Girl robot writing code on a large screen

And, that's actually fine. Side projects, for me, are a way to play with new tools, explore creative ideas, and advance my learning. And yet, there is a certain level of dissatisfaction with never completing anything.

Furthermore, part of growing as a software engineer is learning how to manage projects to completion. It's learning how to budget time and resources and actually ship a product. But, at work, I don't always have access to the administrative side of the tools we use for planning and change management. So, what better way to build up my skills than to add a bit of discipline to my extracurricular coding?

Another factor is brought up by this great talk by Simon Willison, where he advocates extensive documentation of side projects to facilitate context switching and managing many projects at once.

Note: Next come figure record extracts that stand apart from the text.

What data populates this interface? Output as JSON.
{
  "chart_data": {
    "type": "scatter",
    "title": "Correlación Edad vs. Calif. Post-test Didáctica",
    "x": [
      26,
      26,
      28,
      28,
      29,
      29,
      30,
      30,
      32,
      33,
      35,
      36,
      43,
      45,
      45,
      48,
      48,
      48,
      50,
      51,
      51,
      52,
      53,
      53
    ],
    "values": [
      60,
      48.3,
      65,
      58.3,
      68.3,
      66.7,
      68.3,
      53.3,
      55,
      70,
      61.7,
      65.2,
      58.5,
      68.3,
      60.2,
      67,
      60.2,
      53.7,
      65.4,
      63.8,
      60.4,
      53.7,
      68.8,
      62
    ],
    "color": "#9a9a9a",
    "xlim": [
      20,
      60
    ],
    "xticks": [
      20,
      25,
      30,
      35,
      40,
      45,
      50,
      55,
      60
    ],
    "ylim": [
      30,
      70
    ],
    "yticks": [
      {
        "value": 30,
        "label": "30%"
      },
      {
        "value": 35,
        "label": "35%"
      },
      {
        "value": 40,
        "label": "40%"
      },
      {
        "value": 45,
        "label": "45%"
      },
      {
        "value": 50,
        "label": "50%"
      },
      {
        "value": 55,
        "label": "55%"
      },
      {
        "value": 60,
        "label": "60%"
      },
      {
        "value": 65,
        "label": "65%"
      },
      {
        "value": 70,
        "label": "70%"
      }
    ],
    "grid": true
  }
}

A girl robot juggling laptops

To that end, I'm playing with a personal Jira account. I'm configuring road maps for my projects with a series of epics for the various project parts. I've connected Jira to Github, and am playing with setting up my own CI pipeline using actions.

I'm treating the "work" I'm doing in a more disciplined manner, but still allowing myself to play and have fun while doing so.

I find Test Driven Development on these little projects to be quite satisfying. The red/green cycle of getting the tests passing is a dopamine hit like nothing else.

I'm using linting and code standards now to enforce cleaner code. But, because it's MY code, I get to pick the standards - and I get to pick my toolset.

I also get to do things like writing my documentation in markdown, and keeping it committed with the code, and other little things I wish we did at work. It's a bit like 'playing business' like we played house or school when we were kids. I'm finding that doing these things because I want to and not because somebody dictated it makes it more fun to learn best practices.

I honestly do not know if this practice will help me actually complete a side project. But, I do know it's helping me become a better developer. I have a better understanding of what our tool chain can do. And, I think I'm writing better code because of it.